Elong Power Faces Nasdaq Compliance Challenges Amid Strategic Developments
By ATTN Desk · Editorial oversight: Sean Han
ELONG POWER HOLDING LIMITED: Company Overview
Elong Power Holding Limited (NASDAQ: ELPW) is a Cayman Islands exempted company established in 2014, specializing in the research, development, manufacturing, and sale of high-power lithium-ion batteries. The company’s product lines serve commercial electric vehicles, construction and mining machinery, as well as large-capacity energy storage systems. Headquartered in Ganzhou, Jiangxi Province, Elong Power operates two production facilities: one in Ganzhou with approximately 92,000 square meters of construction area and another in Zibo, Shandong, covering about 15,000 square meters.
Corporate Structure and Experience
Elong Power is led by Chairwoman and CEO Xiaodan Liu and a core management team with over ten years of combined industry experience. The company’s dual-plant footprint underscores a substantial manufacturing operation. Its organizational structure encompasses:
- Cell production lines and PACK assembly in Ganzhou.
- Energy storage system production lines in Zibo.
- A comprehensive technology stack that includes battery cells, modules, system integration, and battery management system (BMS) development.
Lithium-ion batteries by Claudio Schwarz
Recent Developments and News
On March 25, 2025, Nasdaq’s Listing Qualifications Department issued two non-compliance notices to Elong Power. For the 30 consecutive business days through March 18, 2025, the company’s market value of listed securities (MVLS) remained below the $50 million threshold required under Rule 5450(b)(2)(A). Simultaneously, its closing bid price fell below the $1.00 minimum mandated by Rule 5450(a)(1).

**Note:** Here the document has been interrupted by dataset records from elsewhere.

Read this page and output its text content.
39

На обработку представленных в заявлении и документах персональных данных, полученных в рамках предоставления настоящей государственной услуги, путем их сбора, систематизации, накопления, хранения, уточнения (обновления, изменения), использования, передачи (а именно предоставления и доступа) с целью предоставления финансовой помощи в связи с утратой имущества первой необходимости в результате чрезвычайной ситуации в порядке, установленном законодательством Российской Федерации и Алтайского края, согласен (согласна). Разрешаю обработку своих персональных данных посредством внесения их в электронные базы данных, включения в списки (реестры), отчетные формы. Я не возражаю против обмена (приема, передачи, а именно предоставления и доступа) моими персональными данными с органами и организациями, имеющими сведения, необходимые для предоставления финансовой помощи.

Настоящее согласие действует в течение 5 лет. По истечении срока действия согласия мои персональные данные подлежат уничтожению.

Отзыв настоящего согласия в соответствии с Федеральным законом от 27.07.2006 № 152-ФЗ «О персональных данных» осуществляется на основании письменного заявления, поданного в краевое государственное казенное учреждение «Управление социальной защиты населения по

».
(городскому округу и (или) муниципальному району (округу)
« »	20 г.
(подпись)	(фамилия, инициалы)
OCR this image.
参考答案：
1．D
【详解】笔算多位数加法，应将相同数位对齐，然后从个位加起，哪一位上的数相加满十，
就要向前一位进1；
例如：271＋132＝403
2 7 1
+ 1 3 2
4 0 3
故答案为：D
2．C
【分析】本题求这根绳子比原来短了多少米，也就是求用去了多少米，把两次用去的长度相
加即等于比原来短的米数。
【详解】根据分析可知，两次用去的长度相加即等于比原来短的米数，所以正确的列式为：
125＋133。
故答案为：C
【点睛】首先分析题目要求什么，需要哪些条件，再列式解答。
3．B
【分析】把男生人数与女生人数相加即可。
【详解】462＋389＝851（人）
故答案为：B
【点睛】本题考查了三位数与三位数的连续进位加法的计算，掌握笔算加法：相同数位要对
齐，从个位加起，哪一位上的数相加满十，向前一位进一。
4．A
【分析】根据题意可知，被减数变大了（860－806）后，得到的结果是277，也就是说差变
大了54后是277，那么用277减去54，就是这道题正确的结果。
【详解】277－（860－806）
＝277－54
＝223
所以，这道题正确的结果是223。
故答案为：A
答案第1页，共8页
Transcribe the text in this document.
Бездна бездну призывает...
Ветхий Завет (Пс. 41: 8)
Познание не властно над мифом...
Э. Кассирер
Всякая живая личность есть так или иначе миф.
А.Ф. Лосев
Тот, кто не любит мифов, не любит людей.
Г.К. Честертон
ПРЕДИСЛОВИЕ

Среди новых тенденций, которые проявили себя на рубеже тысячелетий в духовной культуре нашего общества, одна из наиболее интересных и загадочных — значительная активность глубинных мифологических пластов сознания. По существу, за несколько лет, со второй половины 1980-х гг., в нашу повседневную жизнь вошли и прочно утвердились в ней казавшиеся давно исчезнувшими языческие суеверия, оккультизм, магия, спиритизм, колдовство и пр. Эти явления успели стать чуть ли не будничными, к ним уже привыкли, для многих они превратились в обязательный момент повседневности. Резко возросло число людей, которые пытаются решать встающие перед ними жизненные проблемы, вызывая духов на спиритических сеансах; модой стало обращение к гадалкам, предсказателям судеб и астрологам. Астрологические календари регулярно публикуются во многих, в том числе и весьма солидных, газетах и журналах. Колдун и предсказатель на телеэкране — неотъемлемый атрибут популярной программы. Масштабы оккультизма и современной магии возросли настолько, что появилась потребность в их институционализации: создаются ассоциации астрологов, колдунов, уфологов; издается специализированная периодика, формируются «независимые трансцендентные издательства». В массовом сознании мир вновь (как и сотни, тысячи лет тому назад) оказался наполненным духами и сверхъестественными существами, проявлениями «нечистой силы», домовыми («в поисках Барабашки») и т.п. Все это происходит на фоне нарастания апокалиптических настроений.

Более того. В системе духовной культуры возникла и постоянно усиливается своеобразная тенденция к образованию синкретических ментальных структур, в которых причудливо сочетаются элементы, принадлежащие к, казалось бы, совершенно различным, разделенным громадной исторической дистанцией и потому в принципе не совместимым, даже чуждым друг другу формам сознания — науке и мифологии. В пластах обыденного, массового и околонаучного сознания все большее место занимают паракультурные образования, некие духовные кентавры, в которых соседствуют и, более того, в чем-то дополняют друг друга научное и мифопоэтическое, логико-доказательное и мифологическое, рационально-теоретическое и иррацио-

Elong Power has until September 15 and September 16, 2025, respectively, to regain compliance by achieving each metric for ten consecutive business days.
On June 19, 2025, Elong Power’s audit committee resolved to change its independent registered public accounting firm, transitioning from UHY LLP to Enrome LLP. There were no disagreements with UHY LLP during the past two fiscal years.
On July 8, 2025, Elong Power announced a strategic cooperation agreement with the Consumer Protection Agency of the Republic of Indonesia, signaling an intent to strengthen regulatory alignment in that market.
In a Form 6-K dated July 14, 2025, the company reported it had not yet filed its Form 20-F for the fiscal year ended December 31, 2024, triggering a Nasdaq Listing Rule 5250(c)(1) notice. Elong Power must submit a compliance plan within 60 days or pursue an appeal to a Nasdaq Hearings Panel.
As of July 28, 2025, ELPW shares traded at $3.22, reflecting a 26.27% increase on that day, with daily volume of 269,880 shares. Over the past year, the stock declined by 72.68% and showed a volatility of 23.74% (beta: -2.12).
Financial and Strategic Analysis
Elong Power’s public filings to date offer limited quantitative financial metrics. The company describes an operating model that references potential growth, but its 6-K filings do not include specific revenue or earnings figures. Key strategic elements include:
- Two business segments: high-power fast-charging batteries for mobility applications and solid-state battery energy storage systems.
- A product portfolio that includes lithium manganese oxide and lithium iron phosphate chemistries.
- Investment in research and development, as well as lifecycle service offerings, from cell manufacturing to system integration.
- Efforts to address listing compliance and financial reporting obligations with Nasdaq.
The going-concern note in past audit reports, combined with the delayed Form 20-F filing and Nasdaq compliance notices, highlights governance and liquidity considerations. Restoration of listing compliance will require either a sustained increase in market value or a sustained recovery in share price.
Market Position and Industry Context
Elong Power operates within the global battery market, characterized by rising demand for electric vehicles and grid-scale energy storage. Its focus on high-power fast-charging applications positions it alongside suppliers serving commercial and specialty vehicles, construction equipment, and large-scale energy installations. The company’s two Chinese plants support production scalability, and the cooperation agreement with Indonesia may extend its geographic reach. Competitive factors in the sector include technology innovation, unit economics of battery cells and modules, supply-chain resilience, and regulatory environment for clean energy solutions.
TL;DR
Elong Power must meet two Nasdaq compliance requirements—maintaining a $50 million market value of listed securities and a $1.00 closing bid price—for ten consecutive business days by September 15–16, 2025, to avoid delisting. A delayed Form 20-F filing for the year ended December 31, 2024, adds a 60-day deadline for a compliance plan. In mid-June 2025, the company replaced its auditor, and in July 2025, entered into a strategic cooperation agreement in Indonesia. As of July 28, 2025, the stock trades at $3.22 amid ongoing volatility.